A new study overthrows the widely held notion that the primary cilium is an organelle important only during development and in rare diseases, and reveals distinct roles for sub-compartments of this curious and ubiquitous organelle in common diseases, such as diabetes, kidney failure, and liver fibrosis—pointing to a potential way to treat or even cure them.
Unlike the copious hair-like cilia associated with movement in specialized cells such as those lining our trachea, the primary cilium is a small, immovable projection of the cell’s surface that acts like an antenna. It is found on nearly every human cell type.
Scientists at the University of Pennsylvania and the Children’s Hospital of Philadelphia performed association studies of 16,874 common genetic variants across 122 ciliary genes with 12 quantifiable laboratory traits characteristic of diseases affecting primary cilia (ciliopathy syndromes) in 452,593 individuals in the UK Biobank and identified 101 significant associations with 42 ciliary genes.
These findings are published in the American Journal of Human Genetics article, “Mendelian pathway analysis of laboratory traits reveals distinct roles for ciliary subcompartments in common disease pathogenesis.”
“One of the most exciting implications of our study is that the cilium may represent a common therapeutic target since it appears to be involved in a number of complex diseases,” says Theodore Drivas, MD, PhD, a postdoctoral fellow in the lab of Marylyn Ritchie, PhD, professor of genetics and director of the Center for Translational Bioinformatics, clinical associate in Internal Medicine and lead author on the study. “The cilium has not before been considered as a therapeutic target for drug development for common diseases. It’s an interesting prospect.”
The UK Biobank is a research database that includes electronic health records and genetic information. “Resources like the UK Biobank provide enormous potential to link genes related to rare diseases with common diseases and traits”, said Ritchie.
The authors establish 42 of the 122 ciliary gene examined are strongly associated with diabetes, kidney failure, liver disease, and high cholesterol levels within blood samples the team examined. Bioinformatic and genomic analyses demonstrated these associations are not restricted to rare genetic variants but are tied to some of the more common ones as well.
“These genes were found to be widely expressed across all human tissues, with our data suggesting that genetically-encoded changes in the degree to which these genes are activated might be behind their involvement in common disease development,” says Drivas. “Our findings challenge the widely-held belief that the cilium is an organelle important mainly in rare genetic syndromes and suggest that they could also be behind many common diseases that have yet to be cured.”
The novel link between primary cilia and common genetic diseases opens the possibility of new drug targets in the primary cilium, and potential gene therapies for many common conditions.

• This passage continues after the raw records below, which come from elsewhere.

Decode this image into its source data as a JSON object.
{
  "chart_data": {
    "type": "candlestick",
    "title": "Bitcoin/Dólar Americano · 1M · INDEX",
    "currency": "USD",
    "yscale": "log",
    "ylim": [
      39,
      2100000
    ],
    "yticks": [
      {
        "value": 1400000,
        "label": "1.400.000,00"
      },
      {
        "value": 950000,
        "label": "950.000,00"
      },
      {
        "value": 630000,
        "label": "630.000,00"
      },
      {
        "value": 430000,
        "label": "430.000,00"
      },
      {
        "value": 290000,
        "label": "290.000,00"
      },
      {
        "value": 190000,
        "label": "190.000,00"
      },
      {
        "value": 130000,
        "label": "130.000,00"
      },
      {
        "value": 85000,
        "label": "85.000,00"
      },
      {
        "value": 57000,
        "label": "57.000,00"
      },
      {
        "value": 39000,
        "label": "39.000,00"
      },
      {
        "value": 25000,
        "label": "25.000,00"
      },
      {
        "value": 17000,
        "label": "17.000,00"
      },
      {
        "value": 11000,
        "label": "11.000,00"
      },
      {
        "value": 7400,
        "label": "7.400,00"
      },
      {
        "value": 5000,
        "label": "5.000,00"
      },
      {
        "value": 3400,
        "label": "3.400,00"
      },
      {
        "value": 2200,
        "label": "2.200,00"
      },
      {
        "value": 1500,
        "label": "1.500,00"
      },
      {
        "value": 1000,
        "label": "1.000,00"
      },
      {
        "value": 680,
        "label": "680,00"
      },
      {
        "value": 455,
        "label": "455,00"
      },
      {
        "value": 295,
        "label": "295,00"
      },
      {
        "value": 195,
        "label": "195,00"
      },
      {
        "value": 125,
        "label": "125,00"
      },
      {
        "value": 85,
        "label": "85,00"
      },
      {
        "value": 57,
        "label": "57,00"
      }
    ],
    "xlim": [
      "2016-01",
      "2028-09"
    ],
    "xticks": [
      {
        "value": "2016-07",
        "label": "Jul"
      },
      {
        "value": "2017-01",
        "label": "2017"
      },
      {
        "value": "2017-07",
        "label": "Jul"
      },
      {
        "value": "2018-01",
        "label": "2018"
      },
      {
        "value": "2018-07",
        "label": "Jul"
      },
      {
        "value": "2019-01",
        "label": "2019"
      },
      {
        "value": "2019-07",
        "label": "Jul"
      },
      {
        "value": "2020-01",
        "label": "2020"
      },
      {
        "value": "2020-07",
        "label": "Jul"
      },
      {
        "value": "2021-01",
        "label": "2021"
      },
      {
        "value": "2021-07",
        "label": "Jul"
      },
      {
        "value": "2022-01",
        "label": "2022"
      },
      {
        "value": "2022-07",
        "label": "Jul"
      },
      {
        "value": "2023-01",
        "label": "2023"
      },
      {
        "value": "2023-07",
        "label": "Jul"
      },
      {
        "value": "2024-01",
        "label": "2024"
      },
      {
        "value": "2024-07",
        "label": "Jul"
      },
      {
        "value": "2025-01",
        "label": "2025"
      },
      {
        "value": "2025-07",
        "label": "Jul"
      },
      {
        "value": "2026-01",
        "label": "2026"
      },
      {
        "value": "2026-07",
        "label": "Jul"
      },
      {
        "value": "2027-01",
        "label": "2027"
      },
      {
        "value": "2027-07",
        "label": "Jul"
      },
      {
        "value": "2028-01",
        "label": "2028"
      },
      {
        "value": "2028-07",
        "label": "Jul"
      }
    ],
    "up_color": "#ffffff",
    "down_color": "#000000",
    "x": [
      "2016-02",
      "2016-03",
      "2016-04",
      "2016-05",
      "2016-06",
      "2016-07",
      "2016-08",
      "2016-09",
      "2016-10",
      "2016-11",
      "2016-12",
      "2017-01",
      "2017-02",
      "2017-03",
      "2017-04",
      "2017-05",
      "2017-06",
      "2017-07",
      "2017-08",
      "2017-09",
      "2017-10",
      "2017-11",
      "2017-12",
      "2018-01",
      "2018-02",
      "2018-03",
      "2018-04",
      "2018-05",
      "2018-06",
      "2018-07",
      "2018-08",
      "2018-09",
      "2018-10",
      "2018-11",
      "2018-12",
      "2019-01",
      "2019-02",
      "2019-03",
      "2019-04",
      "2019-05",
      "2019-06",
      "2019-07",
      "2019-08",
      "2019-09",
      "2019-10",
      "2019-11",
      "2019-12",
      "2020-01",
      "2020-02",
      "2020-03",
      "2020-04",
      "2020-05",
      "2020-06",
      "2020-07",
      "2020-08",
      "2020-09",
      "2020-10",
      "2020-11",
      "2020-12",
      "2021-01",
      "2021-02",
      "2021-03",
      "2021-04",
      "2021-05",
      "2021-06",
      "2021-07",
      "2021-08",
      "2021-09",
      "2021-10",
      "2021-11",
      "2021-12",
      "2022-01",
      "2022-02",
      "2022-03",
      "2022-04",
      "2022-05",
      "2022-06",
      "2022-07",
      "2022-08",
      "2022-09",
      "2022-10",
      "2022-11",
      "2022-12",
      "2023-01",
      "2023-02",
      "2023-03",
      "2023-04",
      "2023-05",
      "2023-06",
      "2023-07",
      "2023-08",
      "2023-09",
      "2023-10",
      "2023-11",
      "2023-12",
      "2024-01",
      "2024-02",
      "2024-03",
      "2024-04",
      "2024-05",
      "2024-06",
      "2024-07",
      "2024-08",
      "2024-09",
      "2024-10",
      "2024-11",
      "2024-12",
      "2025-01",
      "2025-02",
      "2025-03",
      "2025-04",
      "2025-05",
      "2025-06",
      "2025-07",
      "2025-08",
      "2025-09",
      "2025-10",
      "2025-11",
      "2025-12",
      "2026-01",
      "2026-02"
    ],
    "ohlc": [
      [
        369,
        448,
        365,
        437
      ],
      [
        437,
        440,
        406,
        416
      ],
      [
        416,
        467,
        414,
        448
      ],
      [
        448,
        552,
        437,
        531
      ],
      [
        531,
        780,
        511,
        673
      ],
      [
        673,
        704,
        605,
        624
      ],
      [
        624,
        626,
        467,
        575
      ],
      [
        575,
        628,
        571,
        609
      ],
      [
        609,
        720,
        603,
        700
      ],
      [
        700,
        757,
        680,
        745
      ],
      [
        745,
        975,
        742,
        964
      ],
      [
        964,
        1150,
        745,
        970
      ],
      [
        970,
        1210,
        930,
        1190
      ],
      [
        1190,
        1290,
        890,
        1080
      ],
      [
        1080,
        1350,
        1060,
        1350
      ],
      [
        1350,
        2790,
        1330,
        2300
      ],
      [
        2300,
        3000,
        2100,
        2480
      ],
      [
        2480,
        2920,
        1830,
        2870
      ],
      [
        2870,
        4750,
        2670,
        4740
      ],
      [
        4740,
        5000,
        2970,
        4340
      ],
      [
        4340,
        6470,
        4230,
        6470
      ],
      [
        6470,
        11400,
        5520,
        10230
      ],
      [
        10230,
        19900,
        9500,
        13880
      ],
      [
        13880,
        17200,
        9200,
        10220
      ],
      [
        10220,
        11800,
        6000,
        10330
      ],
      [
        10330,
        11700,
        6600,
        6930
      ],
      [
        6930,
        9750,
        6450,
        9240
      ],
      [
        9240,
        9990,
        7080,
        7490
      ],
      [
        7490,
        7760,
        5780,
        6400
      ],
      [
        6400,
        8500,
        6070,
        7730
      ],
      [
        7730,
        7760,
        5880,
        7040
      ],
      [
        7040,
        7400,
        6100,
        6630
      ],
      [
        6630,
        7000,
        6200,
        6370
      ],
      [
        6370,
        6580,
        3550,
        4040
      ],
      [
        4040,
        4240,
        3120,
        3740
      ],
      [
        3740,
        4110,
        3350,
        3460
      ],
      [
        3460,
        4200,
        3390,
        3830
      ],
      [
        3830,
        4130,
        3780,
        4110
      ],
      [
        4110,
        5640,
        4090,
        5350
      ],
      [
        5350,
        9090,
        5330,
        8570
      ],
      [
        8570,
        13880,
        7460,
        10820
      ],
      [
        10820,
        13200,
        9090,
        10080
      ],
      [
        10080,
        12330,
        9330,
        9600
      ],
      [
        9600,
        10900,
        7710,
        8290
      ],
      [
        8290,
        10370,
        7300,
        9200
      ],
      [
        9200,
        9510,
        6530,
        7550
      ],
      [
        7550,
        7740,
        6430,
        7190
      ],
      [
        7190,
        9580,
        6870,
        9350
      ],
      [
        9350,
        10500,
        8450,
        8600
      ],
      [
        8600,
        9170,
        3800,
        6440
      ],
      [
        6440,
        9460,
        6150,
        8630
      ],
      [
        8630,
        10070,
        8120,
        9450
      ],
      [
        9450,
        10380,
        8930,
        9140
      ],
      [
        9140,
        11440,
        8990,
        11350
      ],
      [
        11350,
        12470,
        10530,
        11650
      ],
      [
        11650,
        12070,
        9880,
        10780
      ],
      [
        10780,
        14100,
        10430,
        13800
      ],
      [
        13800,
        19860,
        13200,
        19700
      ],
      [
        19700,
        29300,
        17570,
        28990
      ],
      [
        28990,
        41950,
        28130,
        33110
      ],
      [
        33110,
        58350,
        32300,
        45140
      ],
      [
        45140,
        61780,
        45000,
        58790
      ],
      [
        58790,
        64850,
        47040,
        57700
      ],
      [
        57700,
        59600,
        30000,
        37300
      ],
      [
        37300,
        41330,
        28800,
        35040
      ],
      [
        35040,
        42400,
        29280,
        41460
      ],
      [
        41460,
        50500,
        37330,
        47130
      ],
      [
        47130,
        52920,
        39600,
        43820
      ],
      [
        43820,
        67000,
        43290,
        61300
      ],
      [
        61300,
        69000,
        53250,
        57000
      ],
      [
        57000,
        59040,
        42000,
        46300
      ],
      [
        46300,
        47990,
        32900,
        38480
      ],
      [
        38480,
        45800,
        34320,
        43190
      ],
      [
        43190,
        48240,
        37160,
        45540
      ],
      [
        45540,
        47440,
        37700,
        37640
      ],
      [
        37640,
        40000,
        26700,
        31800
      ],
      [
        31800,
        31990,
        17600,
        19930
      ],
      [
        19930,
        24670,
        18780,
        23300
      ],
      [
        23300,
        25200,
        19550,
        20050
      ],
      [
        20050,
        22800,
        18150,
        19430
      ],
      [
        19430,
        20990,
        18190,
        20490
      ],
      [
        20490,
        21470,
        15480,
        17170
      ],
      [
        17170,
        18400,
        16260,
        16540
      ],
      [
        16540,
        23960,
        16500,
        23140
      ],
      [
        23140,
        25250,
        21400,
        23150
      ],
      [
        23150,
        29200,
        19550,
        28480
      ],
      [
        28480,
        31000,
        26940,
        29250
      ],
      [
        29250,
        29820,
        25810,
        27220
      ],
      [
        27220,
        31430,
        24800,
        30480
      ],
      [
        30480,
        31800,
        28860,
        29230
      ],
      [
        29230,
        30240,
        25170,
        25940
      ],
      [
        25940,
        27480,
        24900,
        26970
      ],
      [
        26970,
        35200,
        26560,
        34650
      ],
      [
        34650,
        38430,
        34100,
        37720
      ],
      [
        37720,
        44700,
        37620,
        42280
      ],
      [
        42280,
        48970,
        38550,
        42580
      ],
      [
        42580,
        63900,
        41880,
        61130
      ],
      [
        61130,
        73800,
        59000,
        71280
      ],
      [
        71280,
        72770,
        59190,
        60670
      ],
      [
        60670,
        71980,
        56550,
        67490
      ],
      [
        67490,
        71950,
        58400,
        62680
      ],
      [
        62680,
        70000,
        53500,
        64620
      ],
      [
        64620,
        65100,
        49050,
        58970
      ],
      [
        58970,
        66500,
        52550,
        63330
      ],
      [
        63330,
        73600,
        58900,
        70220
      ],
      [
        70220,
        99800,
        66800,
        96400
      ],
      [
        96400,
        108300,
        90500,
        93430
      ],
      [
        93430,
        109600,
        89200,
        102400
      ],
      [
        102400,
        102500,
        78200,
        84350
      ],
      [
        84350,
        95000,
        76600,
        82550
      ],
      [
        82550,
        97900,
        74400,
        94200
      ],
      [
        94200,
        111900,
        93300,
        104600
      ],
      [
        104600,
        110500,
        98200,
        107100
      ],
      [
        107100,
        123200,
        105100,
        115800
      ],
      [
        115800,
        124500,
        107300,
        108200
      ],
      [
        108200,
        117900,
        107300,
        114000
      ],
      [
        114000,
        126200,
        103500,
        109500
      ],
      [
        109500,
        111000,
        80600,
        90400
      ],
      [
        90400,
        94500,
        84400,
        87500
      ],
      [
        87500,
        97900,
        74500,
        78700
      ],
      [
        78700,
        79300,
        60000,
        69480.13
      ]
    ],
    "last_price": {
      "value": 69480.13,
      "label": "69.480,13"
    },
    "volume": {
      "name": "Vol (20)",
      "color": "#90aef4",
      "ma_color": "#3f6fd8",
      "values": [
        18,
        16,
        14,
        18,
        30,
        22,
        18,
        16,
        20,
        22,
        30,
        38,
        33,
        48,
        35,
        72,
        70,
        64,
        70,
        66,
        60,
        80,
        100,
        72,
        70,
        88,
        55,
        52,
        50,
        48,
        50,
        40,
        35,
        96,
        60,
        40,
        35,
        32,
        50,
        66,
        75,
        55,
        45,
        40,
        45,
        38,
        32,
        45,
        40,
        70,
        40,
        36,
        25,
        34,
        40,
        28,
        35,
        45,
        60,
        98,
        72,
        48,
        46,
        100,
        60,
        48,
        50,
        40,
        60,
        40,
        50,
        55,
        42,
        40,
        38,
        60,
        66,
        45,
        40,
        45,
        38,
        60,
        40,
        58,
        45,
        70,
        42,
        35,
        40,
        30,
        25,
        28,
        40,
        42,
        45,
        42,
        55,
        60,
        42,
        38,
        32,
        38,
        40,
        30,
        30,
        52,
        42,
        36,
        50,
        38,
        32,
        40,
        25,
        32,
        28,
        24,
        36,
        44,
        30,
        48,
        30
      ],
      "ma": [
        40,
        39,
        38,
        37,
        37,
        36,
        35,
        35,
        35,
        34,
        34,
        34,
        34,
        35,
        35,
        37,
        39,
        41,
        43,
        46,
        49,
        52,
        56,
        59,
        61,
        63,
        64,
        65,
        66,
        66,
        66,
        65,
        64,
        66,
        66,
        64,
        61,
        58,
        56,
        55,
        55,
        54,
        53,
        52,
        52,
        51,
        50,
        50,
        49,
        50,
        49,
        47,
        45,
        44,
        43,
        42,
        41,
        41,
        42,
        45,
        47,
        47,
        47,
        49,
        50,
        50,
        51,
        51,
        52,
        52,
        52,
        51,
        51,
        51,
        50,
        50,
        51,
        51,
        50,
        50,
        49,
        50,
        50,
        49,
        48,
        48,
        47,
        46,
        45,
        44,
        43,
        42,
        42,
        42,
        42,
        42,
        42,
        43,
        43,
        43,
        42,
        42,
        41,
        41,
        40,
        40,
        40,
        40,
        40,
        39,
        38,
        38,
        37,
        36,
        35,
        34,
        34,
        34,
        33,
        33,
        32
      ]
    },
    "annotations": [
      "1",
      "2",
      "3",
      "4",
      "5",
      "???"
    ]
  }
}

Diabetes affects more than 34 million people in the United States, which accounts for more than 10% of the population, with many only able to control it via insulin injections. New therapies, driven by a patient’s genetics, could provide much more targeted and effective treatments for patients with diabetes.
Before novel therapeutics can be developed based on these new findings, the team plans to validate these discoveries in cellular models.
“Ultimately we hope to use these findings to screen libraries of small molecules to identify drugs that might help modulate ciliary function and which might have the potential to treat some of the diseases we examined in our study,” says Drivas.
“The potential to use this study as a model for exploring other rare disease genes is exciting,” says Ritchie. “There could be many more genes we think of as causal for rare disease that are also important for common disease risk as well.”